Houseplants and their uninvited friends
Indoor growing conditions, such as high humidity or a lack of air movement, generally attract uninvited house guests. Overwatering can also create living conditions for houseplant pest, as damp soil enhances humidity levels surrounding the plant, creating the ideal setting for houseplant pests to thrive.
Mealybugs have a white, cottony-like appearance, and they are usually found in clusters on the stem where the leaves. Mealybugs feed on the folliage of your plant and can cause leaves to stop growing or becoming deformed.

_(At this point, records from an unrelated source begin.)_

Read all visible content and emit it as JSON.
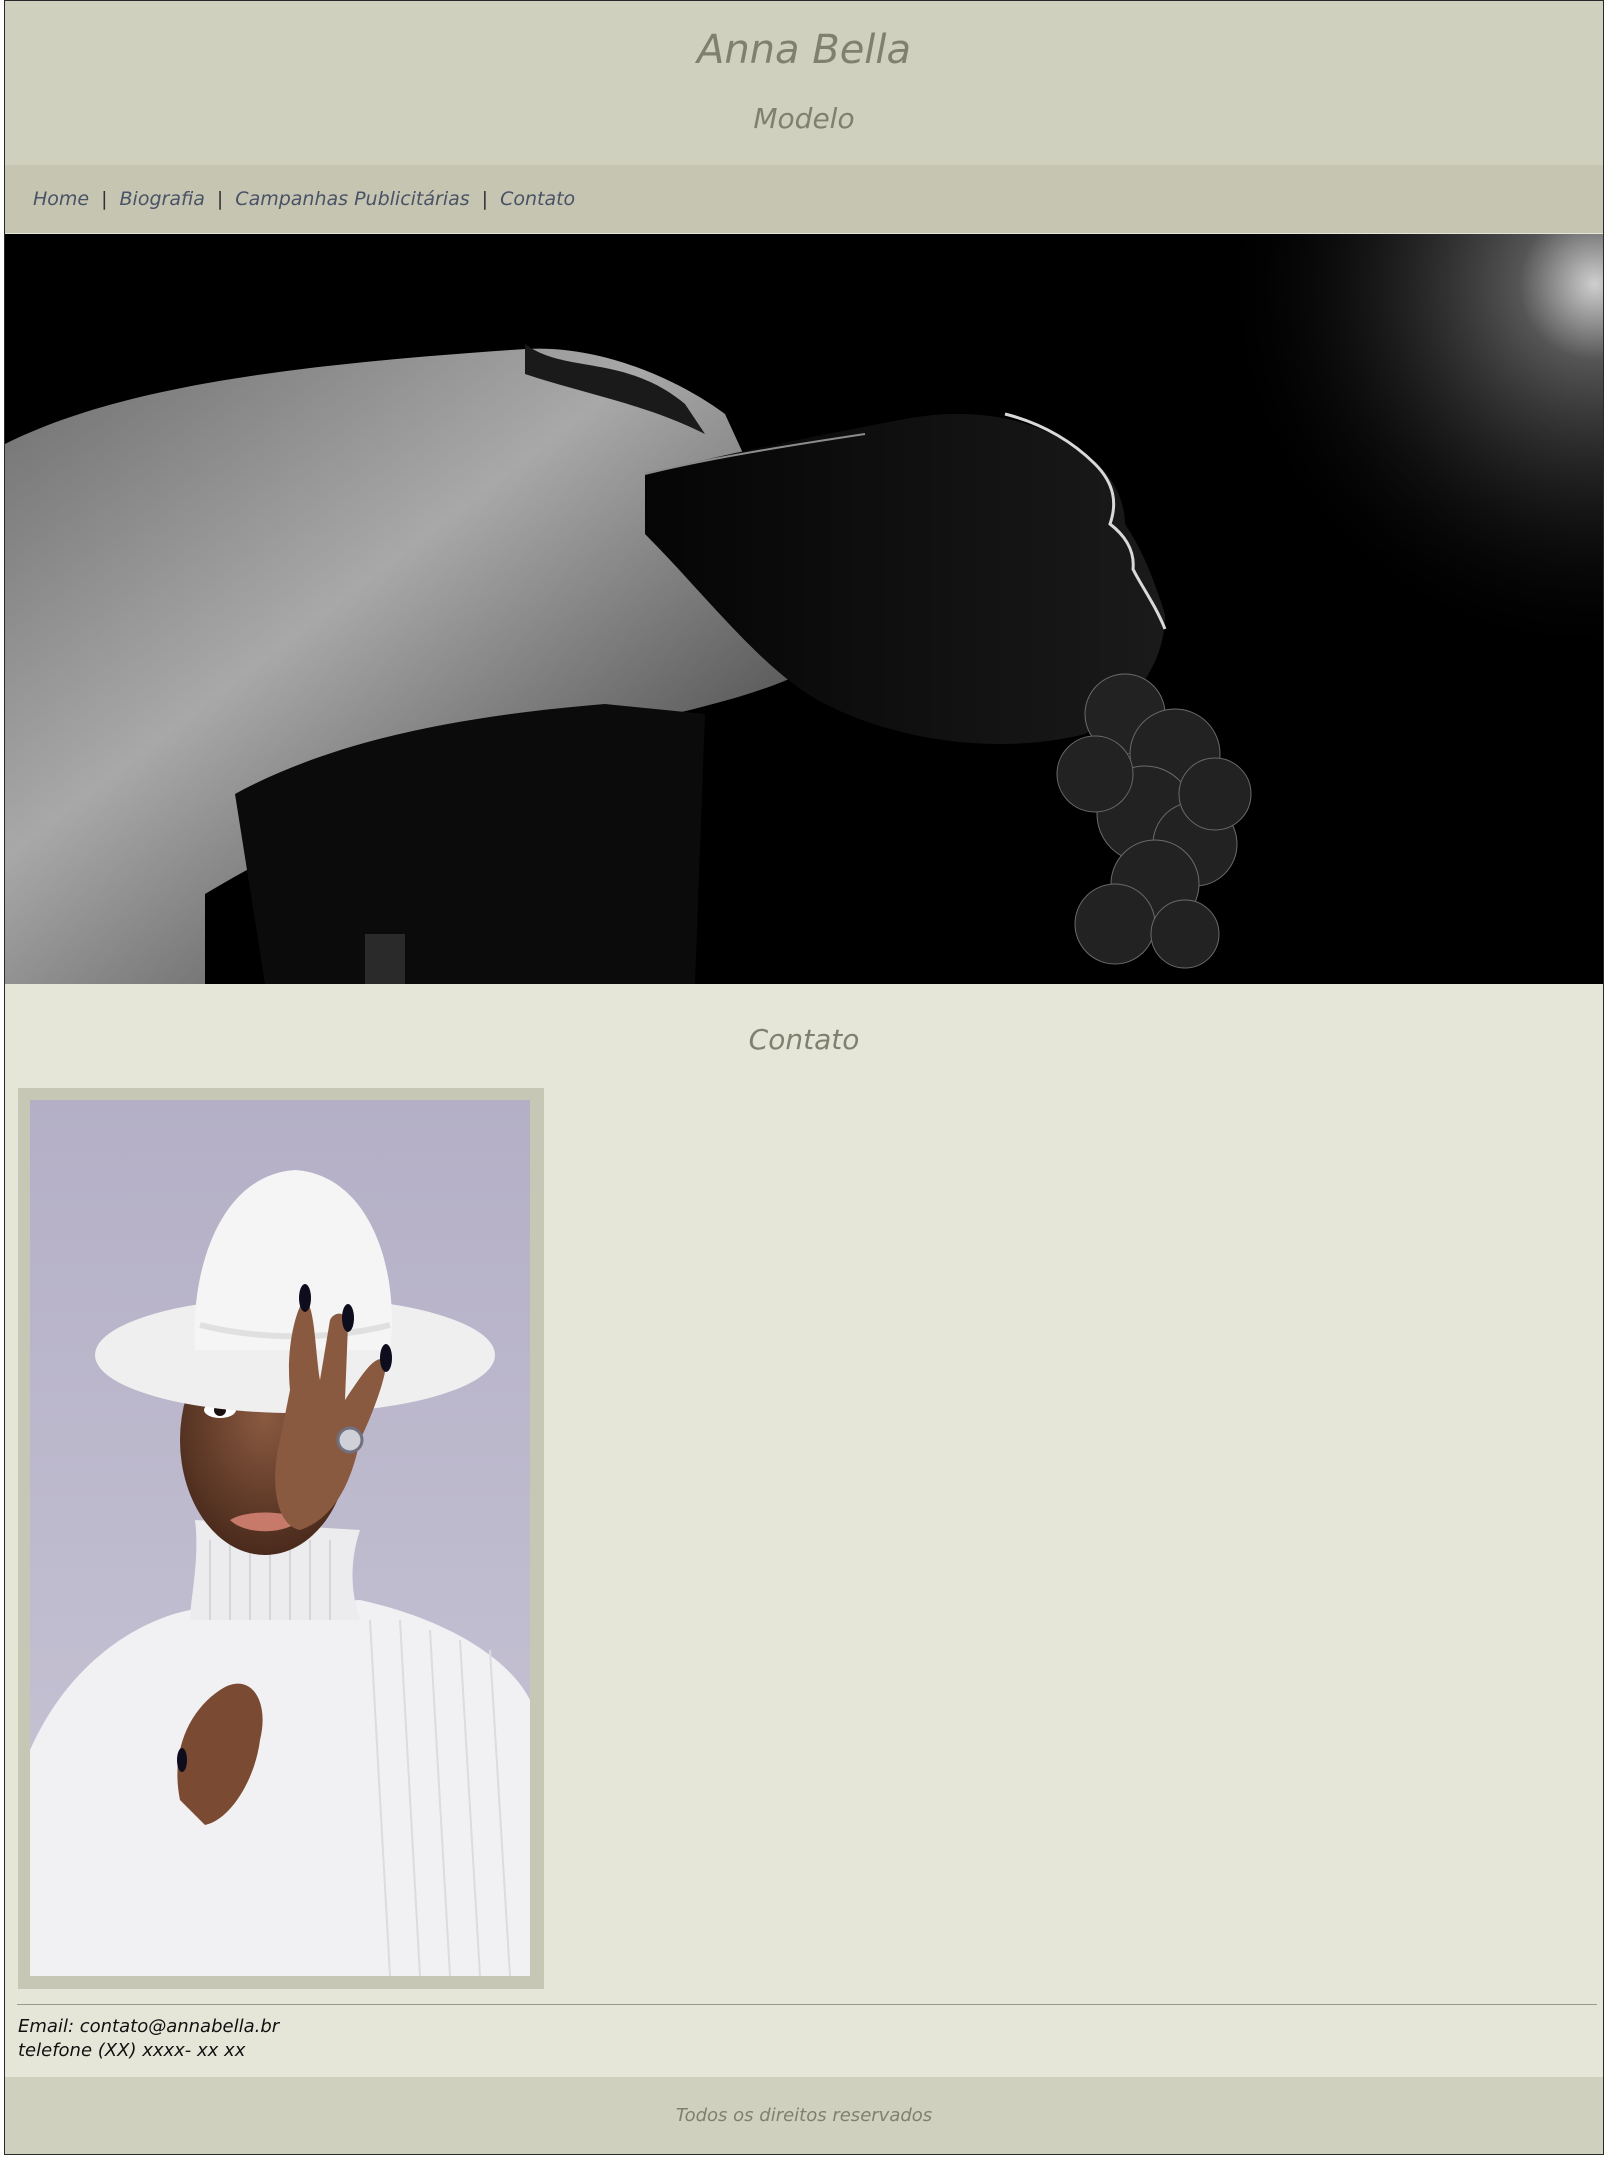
{
  "header": {
    "title": "Anna Bella",
    "subtitle": "Modelo"
  },
  "nav": {
    "items": [
      {
        "label": "Home"
      },
      {
        "label": "Biografia"
      },
      {
        "label": "Campanhas Publicitárias"
      },
      {
        "label": "Contato"
      }
    ],
    "separator": "|"
  },
  "main": {
    "section_title": "Contato",
    "contact": {
      "email": "Email: contato@annabella.br",
      "phone": "telefone (XX) xxxx- xx xx"
    }
  },
  "footer": {
    "text": "Todos os direitos reservados"
  },
  "colors": {
    "header_bg": "#d0d0bf",
    "nav_bg": "#c5c5b2",
    "page_bg": "#e6e6d8",
    "title_text": "#7f806f"
  }
}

Whilst in the wild decomposing plant matter or fungi naturally found in the soil, help fertilise plants. In indoor conditions, they promote Fungus gnats which makes it very important to always remove decaying leaves from the top of the soil of houseplants. We have all seen the tiny dark coloured flies that buzz around your houseplants. While the flies themselves are more annoying than dangerous. The larvae are what causes damage as it feeds on the houseplant roots.
Because of their small size, spider mites can be difficult to detect. They usually have a width of less than 1mm and generate tiny webbing between the leaves. They penetrate the leaves of houseplants to extract the fluid inside, which causes the leaves to yellow or discolour.
Scale appears as little brown lumps. Armoured (hard-scale) and soft-scale scales are the two forms of scale. Soft scales have a powdery, cotton-like layer, whereas armoured scales have a hard shield on the outside. Scale feeds on the sap and attacks the leaves and stems. As a result, leaf drop and yellowing are also common adverse effects. Yellow patches, wilting, and stunted development are all possibilities.
Thrips are little, straw-coloured insects with thin feathered wings that are a frequent houseplant pest. They're so little that they're difficult to notice with the naked eye, but they're sometimes easier to spot as an animated line travelling across the leaf's veins when disturbed. Blotchy reddish-brown discolouration can also indicate the presence of a thrips infestation. They can reproduce asexually, and because there are no natural predators in indoor environments, they can rapidly multiply and inflict severe damage. Thrips are one of the most difficult bugs to control among common houseplant pests.